You have to understand that the notion of function as it is used nowadays is quite recent. During a long time, analysts were perfectly happy to work with so-called multiform functions. For example, $\log : \mathbb C \setminus \{0\} \to \mathbb C$ was a perfectly fine function to work with, even if you had to be careful : if the argument of this “function” makes a turn around 0, the image of $\log$ changes (something like $2i\pi$ is added).

One of the great things Riemann did is to notice that this creates a true (“uniform”) function on something slightly more complicated. In modern language, there is a Riemann surface $X$, a function $p : X \to \mathbb C \setminus \{0\}$ (actually, $X = \mathbb C$ and $p=\exp$, but allow me to forget that) and a true function $f : X \to \mathbb C$ such that the various “values” of $\log(z)$ are just the $f(\tilde z)$ for $\tilde z \in p^{-1}\{z\}$. And the fact that the “value” of $\log$ changes when you make a turn around 0 is just the fact that your loop around 0 is the image of no loop in $X$ : when you try to lift that loop to $X$, you get a non closed path. The difference in value for $\log$ (the “monodromy”) is just the consequence of the topology of $X$. (Of course, that quickly leads to covering spaces, etc.) Somehow, the main change of focus is here: to understand functions, you have to understand Riemann surfaces.

Now, for what kind of functions do you want to play that game? If I remember correctly, Riemann quotes the example of the logarithm in his article, but he is mainly interested in (inverses of) algebraic functions, which give birth to compact Riemann surfaces and finite (branched) coverings over the Riemann sphere. A goal was to understand elliptic and Abelian integrals, functions that were becoming more and more important in physics, analysis and number theory...

A later source of examples was the theory of differential equations.
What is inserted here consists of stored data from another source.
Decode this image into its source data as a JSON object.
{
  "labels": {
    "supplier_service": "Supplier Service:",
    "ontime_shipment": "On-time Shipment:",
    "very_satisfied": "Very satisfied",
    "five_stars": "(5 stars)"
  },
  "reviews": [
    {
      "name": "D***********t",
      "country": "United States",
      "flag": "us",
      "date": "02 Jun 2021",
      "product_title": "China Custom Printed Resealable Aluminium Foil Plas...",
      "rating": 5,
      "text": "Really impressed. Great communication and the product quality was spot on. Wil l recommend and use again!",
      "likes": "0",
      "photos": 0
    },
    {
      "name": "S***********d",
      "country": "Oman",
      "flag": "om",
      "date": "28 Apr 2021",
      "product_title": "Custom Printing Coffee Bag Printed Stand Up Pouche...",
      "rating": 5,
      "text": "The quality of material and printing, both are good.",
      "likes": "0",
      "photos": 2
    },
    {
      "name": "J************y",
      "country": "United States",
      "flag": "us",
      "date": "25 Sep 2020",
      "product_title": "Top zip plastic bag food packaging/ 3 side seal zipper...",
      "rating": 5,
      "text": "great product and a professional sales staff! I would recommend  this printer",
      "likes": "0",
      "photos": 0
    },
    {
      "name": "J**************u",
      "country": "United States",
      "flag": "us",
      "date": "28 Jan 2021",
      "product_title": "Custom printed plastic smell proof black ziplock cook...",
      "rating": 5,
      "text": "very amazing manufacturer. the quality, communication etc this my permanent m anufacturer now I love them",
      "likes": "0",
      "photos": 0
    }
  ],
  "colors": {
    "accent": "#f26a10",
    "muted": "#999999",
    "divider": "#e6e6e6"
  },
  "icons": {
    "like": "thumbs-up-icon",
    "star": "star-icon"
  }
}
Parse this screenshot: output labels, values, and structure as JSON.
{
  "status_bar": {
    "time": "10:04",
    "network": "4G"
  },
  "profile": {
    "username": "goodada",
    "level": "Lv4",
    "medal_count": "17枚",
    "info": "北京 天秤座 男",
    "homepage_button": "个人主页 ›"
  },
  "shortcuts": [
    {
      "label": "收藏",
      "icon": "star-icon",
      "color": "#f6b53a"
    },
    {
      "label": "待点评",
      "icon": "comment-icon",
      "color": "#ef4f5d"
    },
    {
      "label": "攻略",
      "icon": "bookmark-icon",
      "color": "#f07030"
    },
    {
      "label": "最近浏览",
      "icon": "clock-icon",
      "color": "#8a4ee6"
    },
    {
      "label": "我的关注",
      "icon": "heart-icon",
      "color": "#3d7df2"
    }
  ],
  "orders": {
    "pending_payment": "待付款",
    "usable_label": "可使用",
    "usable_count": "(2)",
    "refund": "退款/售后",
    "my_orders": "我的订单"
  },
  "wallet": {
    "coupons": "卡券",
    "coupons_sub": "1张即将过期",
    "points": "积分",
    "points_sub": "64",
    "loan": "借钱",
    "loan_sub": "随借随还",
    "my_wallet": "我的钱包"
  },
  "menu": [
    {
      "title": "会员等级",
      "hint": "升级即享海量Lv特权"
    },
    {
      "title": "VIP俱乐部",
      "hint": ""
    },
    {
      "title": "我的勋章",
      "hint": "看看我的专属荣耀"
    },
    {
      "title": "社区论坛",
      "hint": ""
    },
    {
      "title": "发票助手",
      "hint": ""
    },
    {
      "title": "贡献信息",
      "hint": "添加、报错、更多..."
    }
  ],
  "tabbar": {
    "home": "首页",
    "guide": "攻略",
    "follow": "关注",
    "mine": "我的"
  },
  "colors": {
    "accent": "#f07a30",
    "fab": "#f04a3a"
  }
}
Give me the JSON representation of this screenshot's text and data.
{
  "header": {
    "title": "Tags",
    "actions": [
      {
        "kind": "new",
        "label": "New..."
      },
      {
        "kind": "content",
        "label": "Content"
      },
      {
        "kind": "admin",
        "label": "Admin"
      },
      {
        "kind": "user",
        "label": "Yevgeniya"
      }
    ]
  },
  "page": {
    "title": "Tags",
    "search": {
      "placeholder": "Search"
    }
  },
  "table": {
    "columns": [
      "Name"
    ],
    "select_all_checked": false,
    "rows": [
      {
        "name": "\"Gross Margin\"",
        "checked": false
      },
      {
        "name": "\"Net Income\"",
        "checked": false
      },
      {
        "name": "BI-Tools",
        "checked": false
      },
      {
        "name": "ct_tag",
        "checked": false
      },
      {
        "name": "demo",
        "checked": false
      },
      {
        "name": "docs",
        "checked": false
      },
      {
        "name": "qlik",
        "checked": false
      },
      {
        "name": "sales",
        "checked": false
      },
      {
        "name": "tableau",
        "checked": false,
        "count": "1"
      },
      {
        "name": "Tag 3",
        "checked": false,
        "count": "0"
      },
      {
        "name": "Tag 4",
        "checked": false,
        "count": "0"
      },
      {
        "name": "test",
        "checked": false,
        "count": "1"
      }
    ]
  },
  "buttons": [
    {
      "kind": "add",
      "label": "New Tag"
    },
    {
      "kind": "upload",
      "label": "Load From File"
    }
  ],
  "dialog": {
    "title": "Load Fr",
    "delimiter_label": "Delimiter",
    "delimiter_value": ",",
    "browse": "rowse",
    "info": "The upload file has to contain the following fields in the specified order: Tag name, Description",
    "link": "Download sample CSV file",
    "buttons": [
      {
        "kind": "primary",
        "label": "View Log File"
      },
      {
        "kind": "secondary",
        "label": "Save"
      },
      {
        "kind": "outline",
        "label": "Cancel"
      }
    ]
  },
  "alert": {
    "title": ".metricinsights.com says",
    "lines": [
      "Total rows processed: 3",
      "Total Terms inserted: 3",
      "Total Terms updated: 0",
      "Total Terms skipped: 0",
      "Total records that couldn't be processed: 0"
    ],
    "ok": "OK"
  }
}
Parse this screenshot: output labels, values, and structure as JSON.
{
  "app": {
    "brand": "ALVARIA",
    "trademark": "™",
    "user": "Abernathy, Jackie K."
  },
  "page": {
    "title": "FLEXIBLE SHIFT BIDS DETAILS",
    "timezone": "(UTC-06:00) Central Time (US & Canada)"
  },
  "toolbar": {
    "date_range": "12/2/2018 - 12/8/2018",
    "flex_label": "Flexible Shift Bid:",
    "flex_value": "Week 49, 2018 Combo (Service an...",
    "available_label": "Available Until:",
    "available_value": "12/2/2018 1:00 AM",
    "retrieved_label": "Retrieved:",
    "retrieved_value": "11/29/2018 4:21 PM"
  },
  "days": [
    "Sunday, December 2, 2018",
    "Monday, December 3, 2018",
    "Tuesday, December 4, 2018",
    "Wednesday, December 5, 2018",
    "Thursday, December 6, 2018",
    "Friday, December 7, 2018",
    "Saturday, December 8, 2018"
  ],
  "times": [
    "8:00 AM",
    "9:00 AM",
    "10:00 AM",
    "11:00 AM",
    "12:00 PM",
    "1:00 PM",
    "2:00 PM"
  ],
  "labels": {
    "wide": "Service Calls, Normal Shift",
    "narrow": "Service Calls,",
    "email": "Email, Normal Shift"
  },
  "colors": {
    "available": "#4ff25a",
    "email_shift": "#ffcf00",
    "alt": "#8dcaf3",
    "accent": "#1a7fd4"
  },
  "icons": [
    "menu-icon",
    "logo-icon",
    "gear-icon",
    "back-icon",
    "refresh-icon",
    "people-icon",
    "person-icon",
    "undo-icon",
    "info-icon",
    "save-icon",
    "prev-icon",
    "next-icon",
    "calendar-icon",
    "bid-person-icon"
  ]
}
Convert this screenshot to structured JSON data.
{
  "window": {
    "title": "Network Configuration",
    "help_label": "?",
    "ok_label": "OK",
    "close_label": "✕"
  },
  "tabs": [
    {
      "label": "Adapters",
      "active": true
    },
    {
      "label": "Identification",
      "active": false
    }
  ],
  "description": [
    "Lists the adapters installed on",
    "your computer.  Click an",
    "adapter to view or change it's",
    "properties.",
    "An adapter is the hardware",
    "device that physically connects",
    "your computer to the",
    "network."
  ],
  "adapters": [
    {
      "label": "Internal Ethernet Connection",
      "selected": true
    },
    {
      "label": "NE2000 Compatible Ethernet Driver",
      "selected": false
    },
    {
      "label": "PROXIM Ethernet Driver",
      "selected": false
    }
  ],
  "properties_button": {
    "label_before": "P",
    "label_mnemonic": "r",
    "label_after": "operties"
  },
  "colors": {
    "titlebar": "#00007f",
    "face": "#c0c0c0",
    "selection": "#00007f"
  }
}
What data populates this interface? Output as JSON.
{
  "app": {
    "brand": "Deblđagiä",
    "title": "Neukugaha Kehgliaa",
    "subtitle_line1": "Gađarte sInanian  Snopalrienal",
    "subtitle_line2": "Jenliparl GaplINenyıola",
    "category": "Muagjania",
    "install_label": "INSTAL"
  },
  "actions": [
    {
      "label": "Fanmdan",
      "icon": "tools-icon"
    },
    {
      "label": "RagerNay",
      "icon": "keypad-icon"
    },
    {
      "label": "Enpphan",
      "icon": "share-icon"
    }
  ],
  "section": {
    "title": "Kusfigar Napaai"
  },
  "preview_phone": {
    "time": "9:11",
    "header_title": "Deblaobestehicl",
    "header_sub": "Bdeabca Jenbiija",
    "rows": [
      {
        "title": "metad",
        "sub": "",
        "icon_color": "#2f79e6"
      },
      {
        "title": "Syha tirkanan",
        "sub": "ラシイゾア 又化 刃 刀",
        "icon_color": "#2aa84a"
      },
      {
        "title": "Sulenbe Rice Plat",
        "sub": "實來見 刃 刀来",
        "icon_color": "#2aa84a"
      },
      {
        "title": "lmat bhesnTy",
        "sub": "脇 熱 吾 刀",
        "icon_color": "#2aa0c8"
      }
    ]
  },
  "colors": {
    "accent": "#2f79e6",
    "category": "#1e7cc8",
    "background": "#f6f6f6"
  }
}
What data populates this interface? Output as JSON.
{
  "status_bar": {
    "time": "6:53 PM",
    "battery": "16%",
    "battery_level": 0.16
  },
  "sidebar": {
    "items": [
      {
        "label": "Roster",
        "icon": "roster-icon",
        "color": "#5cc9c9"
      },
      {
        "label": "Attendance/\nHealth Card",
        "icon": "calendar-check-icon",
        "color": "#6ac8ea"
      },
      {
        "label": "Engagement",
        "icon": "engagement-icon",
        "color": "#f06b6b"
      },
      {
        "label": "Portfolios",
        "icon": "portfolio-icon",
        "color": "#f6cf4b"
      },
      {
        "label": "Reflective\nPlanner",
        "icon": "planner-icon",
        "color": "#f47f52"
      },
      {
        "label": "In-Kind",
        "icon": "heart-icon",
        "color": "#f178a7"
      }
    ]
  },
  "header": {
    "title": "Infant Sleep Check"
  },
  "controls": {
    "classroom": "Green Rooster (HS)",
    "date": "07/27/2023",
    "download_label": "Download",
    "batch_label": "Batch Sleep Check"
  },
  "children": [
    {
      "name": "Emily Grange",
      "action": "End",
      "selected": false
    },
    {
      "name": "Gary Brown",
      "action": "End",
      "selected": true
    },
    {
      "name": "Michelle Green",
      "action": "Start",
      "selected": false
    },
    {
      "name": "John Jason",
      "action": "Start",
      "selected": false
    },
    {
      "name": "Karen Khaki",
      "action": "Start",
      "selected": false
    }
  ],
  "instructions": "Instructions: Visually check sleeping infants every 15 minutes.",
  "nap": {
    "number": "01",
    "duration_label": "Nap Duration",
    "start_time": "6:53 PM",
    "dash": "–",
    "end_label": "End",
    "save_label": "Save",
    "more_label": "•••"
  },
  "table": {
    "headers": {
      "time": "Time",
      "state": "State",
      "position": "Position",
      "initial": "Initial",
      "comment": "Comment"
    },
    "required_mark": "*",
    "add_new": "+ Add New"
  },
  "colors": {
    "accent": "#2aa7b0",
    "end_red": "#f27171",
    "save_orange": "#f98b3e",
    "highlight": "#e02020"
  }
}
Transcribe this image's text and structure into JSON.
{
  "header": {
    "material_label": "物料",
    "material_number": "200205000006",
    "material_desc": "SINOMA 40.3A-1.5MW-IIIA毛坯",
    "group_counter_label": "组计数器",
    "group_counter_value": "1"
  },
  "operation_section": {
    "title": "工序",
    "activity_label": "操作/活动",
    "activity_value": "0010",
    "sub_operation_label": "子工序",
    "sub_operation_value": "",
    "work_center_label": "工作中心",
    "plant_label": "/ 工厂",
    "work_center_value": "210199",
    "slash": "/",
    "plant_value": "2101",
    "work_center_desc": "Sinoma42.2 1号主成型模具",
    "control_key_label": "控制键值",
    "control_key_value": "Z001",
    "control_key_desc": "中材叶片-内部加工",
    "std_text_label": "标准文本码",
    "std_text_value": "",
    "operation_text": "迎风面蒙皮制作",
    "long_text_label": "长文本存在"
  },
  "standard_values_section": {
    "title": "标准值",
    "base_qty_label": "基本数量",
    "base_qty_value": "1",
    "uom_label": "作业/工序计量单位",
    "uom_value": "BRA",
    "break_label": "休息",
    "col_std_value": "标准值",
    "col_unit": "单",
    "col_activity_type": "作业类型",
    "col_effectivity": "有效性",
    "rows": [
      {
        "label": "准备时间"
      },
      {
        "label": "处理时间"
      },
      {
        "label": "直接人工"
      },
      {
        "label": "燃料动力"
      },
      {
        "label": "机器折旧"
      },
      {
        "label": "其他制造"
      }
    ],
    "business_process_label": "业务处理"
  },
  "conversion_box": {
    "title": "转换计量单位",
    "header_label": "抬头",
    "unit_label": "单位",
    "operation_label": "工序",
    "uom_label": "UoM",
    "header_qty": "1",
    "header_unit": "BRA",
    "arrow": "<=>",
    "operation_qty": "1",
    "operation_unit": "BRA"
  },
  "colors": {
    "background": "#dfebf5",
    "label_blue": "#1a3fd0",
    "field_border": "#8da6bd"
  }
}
We now tend to look at these from a real point of view (that is, with a real time $t \in \mathbb R$) but the complex point of view used to be more important. Differential equations, even if they are linear and of order two, also define “multiform functions” that you want to understand better. This was for example the main motivation of Poincaré, whose work (in that subject) culminated with the uniformisation theorem. (Note: ”uniformisation”, because you want uniform functions!)

Of course, everything I say is grossly simplified. For a start, every word here is an anachronism, because a lot of complex analysis, algebraic geometry, even surface topology was developed precisely during that period between 1851 (Riemann's first article) and 1907 (Poincaré and Koebe's first convincing proofs of the uniformisation theorem). But it is certainly true that a huge part of the second half of the mathematical nineteenth century revolved around such notions...

If you want to read more about that, McKean and Moll's Elliptic Curves is a great book to understand the relation between those innocent-looking elliptic integrals and that somehow fearsome theory of Riemann surfaces. And if you read French, there are two relevant historical/mathematical books: Dieudonné's Cours de géométrie algébrique (first volume) and Saint-Gervais's Uniformisation des surfaces de Riemann. Normally, a pdf version of the latter exists somewhere on the internet, but I'm afraid you'll need a good library to find the former. (How can such a wonderful book not to be reedited?)